I’m a full time mom, and there are times when it can just get really crazy. I have two sons with ages 6 and 2, and sometimes my two hands aren’t just enough to handle their demands. But it’s not always like that though, there are more sweet and really fun moments with them especially when they are both in a good mood. I am actually happy being just a mom to them at this time because I get to be really hands on with them and I am not missing any milestone in their growing up years, but why then do I find myself being defensive or needing to be one at certain occasions? Maybe it is because of the fact that there are still people who doesn’t recognize the challenges of being a stay at home mom, and at the same time doesn’t really know the value of one.
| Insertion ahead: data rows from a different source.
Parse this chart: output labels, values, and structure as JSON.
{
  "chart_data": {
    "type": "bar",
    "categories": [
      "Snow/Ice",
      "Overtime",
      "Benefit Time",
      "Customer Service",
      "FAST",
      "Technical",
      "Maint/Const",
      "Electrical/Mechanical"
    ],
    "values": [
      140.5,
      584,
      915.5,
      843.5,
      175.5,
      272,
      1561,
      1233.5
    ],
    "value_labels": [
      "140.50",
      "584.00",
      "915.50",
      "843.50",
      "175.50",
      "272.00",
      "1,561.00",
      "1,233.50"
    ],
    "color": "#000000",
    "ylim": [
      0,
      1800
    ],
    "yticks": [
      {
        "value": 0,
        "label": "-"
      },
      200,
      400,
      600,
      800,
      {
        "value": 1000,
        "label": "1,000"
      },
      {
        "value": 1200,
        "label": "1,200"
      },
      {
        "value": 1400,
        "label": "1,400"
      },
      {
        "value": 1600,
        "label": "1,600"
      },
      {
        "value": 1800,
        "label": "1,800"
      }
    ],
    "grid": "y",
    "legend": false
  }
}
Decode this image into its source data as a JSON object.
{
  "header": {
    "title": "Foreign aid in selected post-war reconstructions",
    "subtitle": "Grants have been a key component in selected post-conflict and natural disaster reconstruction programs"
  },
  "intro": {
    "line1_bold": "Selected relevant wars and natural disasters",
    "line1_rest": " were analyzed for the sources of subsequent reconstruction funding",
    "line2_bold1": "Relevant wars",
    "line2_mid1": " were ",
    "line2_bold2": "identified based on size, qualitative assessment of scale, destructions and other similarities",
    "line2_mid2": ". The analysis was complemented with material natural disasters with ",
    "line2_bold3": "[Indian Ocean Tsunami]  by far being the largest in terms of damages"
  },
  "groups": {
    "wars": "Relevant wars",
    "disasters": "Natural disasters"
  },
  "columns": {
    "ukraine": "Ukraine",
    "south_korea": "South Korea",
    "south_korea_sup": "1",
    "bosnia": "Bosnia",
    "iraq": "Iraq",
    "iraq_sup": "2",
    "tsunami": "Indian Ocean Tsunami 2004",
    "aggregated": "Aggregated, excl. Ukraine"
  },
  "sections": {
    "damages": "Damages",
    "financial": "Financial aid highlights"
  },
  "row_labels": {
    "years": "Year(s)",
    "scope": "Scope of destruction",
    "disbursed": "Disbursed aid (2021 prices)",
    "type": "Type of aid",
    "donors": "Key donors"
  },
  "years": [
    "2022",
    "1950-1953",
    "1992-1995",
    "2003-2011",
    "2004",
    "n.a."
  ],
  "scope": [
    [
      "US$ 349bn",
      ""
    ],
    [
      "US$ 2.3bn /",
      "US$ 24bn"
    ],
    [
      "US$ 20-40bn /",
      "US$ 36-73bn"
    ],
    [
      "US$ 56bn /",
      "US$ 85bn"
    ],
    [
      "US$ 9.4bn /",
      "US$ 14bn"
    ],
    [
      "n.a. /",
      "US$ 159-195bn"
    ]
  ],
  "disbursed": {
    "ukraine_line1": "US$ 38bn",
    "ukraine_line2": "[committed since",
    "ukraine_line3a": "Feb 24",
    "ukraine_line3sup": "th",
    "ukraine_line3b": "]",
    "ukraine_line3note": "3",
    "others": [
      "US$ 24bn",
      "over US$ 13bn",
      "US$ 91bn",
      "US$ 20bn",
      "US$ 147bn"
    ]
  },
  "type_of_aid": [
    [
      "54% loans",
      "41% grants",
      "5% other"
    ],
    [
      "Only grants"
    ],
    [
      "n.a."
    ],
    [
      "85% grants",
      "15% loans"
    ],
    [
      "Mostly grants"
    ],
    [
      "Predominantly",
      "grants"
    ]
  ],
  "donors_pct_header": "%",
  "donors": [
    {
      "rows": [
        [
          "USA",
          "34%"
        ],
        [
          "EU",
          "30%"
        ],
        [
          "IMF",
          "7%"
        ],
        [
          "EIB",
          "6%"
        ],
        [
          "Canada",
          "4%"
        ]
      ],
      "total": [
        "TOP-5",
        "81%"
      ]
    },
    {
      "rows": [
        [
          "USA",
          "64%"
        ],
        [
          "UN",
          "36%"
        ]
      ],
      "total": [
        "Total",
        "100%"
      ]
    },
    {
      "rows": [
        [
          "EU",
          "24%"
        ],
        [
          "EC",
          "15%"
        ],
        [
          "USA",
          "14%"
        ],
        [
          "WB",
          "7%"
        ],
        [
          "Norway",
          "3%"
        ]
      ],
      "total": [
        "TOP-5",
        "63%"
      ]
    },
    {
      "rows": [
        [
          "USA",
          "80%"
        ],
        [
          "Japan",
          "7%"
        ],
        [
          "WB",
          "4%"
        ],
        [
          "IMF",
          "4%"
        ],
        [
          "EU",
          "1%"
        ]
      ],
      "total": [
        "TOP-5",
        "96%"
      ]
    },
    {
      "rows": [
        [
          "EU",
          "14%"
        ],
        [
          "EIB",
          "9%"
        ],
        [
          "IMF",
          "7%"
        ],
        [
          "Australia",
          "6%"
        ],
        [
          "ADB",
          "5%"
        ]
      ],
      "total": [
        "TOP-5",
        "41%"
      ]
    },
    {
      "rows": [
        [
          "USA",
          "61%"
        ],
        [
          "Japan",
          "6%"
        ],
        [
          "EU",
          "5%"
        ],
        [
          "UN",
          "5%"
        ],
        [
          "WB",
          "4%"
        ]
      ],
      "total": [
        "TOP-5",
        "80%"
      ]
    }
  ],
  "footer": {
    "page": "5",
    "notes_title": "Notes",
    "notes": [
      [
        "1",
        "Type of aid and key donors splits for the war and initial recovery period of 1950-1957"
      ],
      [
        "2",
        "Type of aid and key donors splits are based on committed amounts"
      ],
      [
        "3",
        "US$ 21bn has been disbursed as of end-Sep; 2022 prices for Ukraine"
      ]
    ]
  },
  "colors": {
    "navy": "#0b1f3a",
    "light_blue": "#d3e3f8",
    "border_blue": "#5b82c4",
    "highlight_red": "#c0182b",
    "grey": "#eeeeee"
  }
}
Being with your kids 24/7 and doing literally everything on your own with no pay, no break, and no day off can take its toll, but still we go on, and keep doing what we do without really complaining because of our love for our kids, and that is simply it. We may be always at home, but we don’t really hold our time because we work around the schedules of our husbands and kids, and perhaps the time left for ourselves is very few like this time that I am making this blog. I only have probably less than two hours before my 2 year old son wakes up from his nap.
And by the way, it is not just the kids we take care of but all the other stuff that involves the home and the family which includes making the budget, paying the bills, planning your kids’ birthday parties and family vacations, and the list can just go on. I can’t really complain though because I love what I do, but sometimes a little appreciation won’t hurt, or maybe even just some consideration would suffice.
Why then am I writing this piece? Maybe it is because sometimes I feel that some people just have certain expectations and I just think that it’s not fair. We all have our own roles to play in this lifetime so I guess, respecting one another’s game is just what should happen. This is my role for now and I simply want to keep enjoying it while I can. After all, they grow up so fast.
Most of us may make it look easy, but really, it is not. Work never seems to be really done, so then in the process we also learn to choose which battles to fight. But no matter how tough each moment can be, at the end of the day, I only have to look at my kids to remind myself that things will always be okay, and that every experience with them are all worth the while.